Wait…Blue Light Filters Don’t Help?

Tell me if this sounds familiar.

You’ve read the advice about getting better sleep and taken it to heart. You try and do what you can to get yourself to bed at a decent time and get enough sleep.

You don’t eat heavily or drink alcohol close to bedtime. You do your best not to consume a lot of caffeine past late afternoon. You don’t exercise right before bed.

You turned on the blue light filter on your phone so when you check your emails or social media right before bed, the glow won’t trick your brain into staying awake.

(Screeching record sound)

Wait…what?
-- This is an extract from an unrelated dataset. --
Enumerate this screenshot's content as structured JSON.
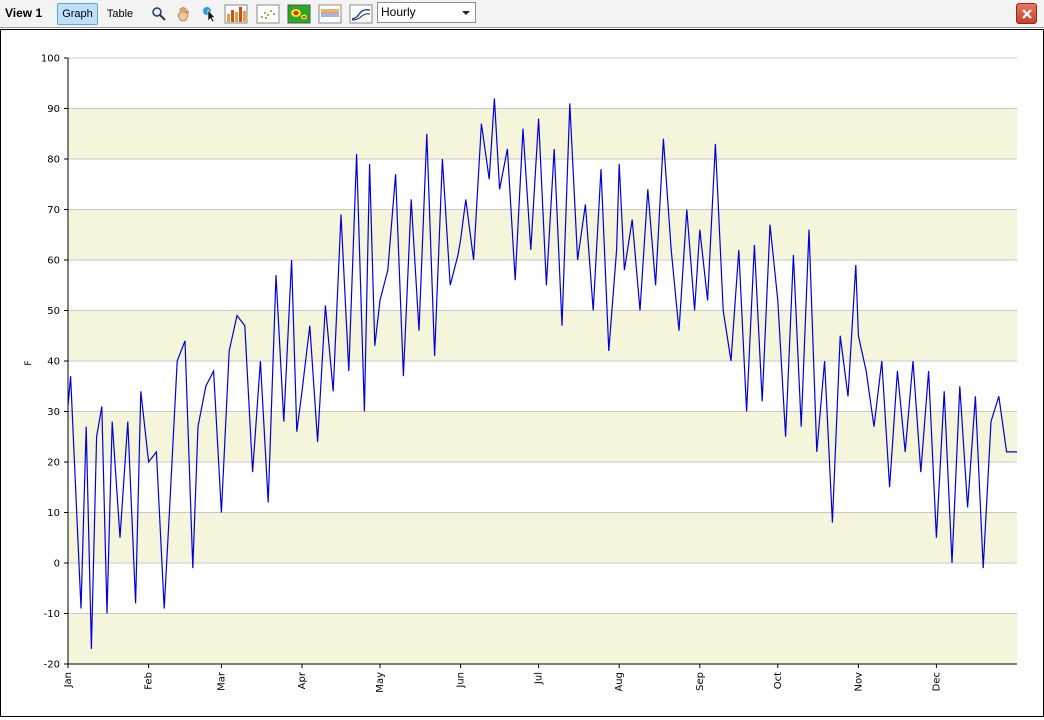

Those blue light filters don’t work?? But the experts said…

Brigham Young University recently published a small study, and what they found was that it actually may not have much, or any, difference at all.

The study participants were 167 emerging adults – you may know them as “college students” – with iPhones. The split was 71% female to 29% male. They broke this sample into three groups:

• Used their iPhone in the hour before going to bed with Night Shift (iPhone’s blue light filter) turned on
• Used their iPhone in the hour before going to bed without Night Shift on
• Didn’t use their phone in the hour before bed

You can read the full release for all the details, but what they found was that there wasn’t any statistical difference between the Night Shift on vs. off participants.

What they did find was that of those who got about 7 (6.8 to be exact) hours of sleep or more, the individuals who didn’t use their iPhone during the hour before bed got better quality sleep. Better sleep was defined as follows:

• Sleep latency – how long it takes to fall asleep once in bed with lights out
• Sleep duration – the length of time asleep
• Sleep efficiency – the percentage of time asleep vs total time in bed
• Wake after sleep onset – waking after…you know…falling asleep

So, the takeaway seems to be that you don’t need to have the jarring moment every night when your phone turns that eerie yellow-orange color at 11:00 pm anymore.

But if you’re really serious about getting better sleep, you won’t see the color change anyway, because you won’t be staring at your phone right before bed.

Maybe what’s keeping us from falling asleep easily is that we keep stimulating our brains with whatever we’re doing on our screens until late at night (guilty).

I think we all kind of knew that in our hearts, didn’t we?